TEMPO.CO , Ketapang: Dengan konsep pertemanan antarpenegak hukum konservasi dan masyarakat, pembalak liar kini aktif berperan sebagai pelestari hutan dan alam.
"Konsepnya adalah memfasilitasi masyarakat yang tujuannya rencana aksi bersama," ungkap Chief Advisor Indonesia Japan REDD+, Shigeru Takahara, Rabu 3 Juni 2015. Fasilitator adalah staf Taman Nasional Gunung Palong, yang arealnya menjadi sasaran Illegal logging oleh masyarakat di sekitar kawasan tersebut.
Shigeru mengatakan, fasilitator datang ke masyarakat tidak dimulai dengan dana, janji atau proyek. Konsep ini, kata dia, juga tidak memberikan instruksi dan tidak menggurui masyarakat. "Posisinya setara dengan masyarakat," katanya.
Dengan kolaborasi antara masyarakat sekitar taman nasional dengan Balai Taman Nasional, maka para pihak akan saling memahami dan percaya serta menggali keswadayaan dan berkelanjutan.
Shigeru mencontohkan situasi di Dusun Tanjung Gunung. Bukanlah hal yang mudah bagi seorang fasilitator Taman Nasional Gunung Palong untuk bisa membangun kepercayaan dan membangkitkan motivasi masyarakat Tanjung Gunung yang tadinya antipati terhadap petugas TNGP. "Butuh waktu sepuluh bulan untuk membangun kepercayaan dan diterima masyarakat," katanya.
Masyarakat Tanjung Gunung dibantu belajar bertani organik, menanam jabon, berternak ikan dan merehabilitasi kawasan mangrove.
Selain di Tanjung Gunung, fasilitator TNGP juga bekerja di Desa Batu Barat, Desa Matan Jaya, Dusun Melinsum, Desa Riam Berasap, dan Desa Sempurna.
Dadang Wardhana, kepala Balai Taman Nasional Gunung Palong mengatakan, 29 petugas TNGP telah mengikuti pelatihan fasilitasi masyarakat yang dibagi menjadi dua angkatan.
"Tiap angkatan pelatihan mengikuti 4 seri pelatihan: pertemanan, arumonosagashi (berangkat dari apa yang ada), Falcon (Facilitative Listening in Conservation) dan rencana aksi bersama masyarakat," jelasnya.

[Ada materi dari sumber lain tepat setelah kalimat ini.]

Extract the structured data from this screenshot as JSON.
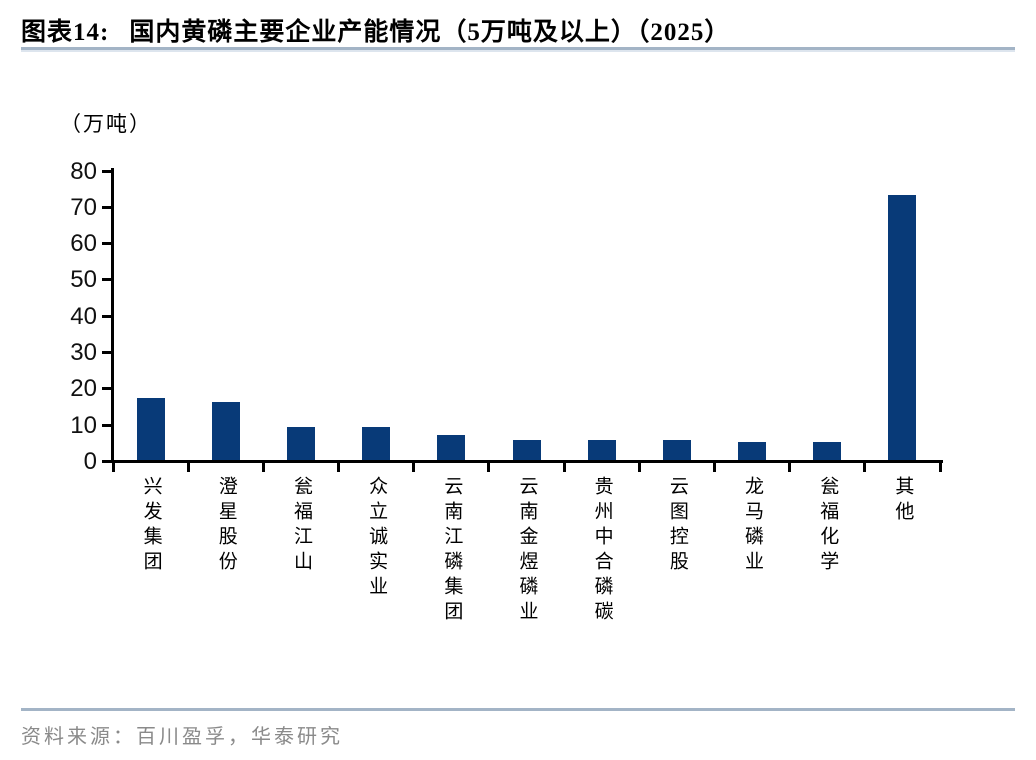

Pelatihan angkatan pertama diselenggarakan mulai September 2013 sampai Oktober 2014. Pelatihan angkatan kedua dilakukan mulai Agustus 2014 sampai Juni 2015. Pada pelatihan angkatan kedua, selain 12 petugas TNGP yang menjadi peserta, 2 staf Pemerintah Kabupaten Ketapang, 2 staf Pemerintah Kabupaten Kayong Utara dan 15 perwakilan masyarakat juga turut menjadi peserta.
Shigeru menambahkan pelatihan fasilitasi berprinsip: Jika saya dengar, maka saya lupa; Jika saya lihat, maka saya ingat; Jika saya lakukan, maka saya paham; Jika saya temukan, maka saya gunakan. Oleh karenanya, setiap peserta berkewajiban melakukan praktek sebelum mengikuti seri pelatihan selanjutnya.
Pelatihan Fasilitasi Masyarakat di TNGP merupakan bagian dari IJ-REDD+ Project, Indonesia-Japan Project for Development of REDD+ Implementation Mechanism, proyek kerjasama antara Kementerian Lingkungan Hidup dan Kehutanan dengan JICA (Japan International Cooperation Agency). Fasilitator pelatihan berasal dari iiNetwork, sebuah organisasi nirlaba dari Jepang yang berpengalaman melakukan fasilitasi masyarakat di Taman Nasional Bali Barat sejak 2008.
Pengalaman fasilitasi masyarakat tersebut dibagikan kepada parapihak TNGP, dari Pemerintah Daerah Kabupaten Ketapang dan Kayong Utara, LSM hingga kalangan swasta dalam “Seminar Fasilitasi Masyarakat di Sekitar TNGP” pada tanggal 3 Juni 2015 di Borneo Emerald Hotel, Ketapang.
Seminar ini bertujuan membagikan pengalaman agar pembelajaran proses fasilitasi masyarakat yang telah dilakukan dapat digunakan dan mendapatkan pengayaan, sehingga penerapannya dapat berkelanjutan menuju masyarakat yang makmur dan hutan yang lestari.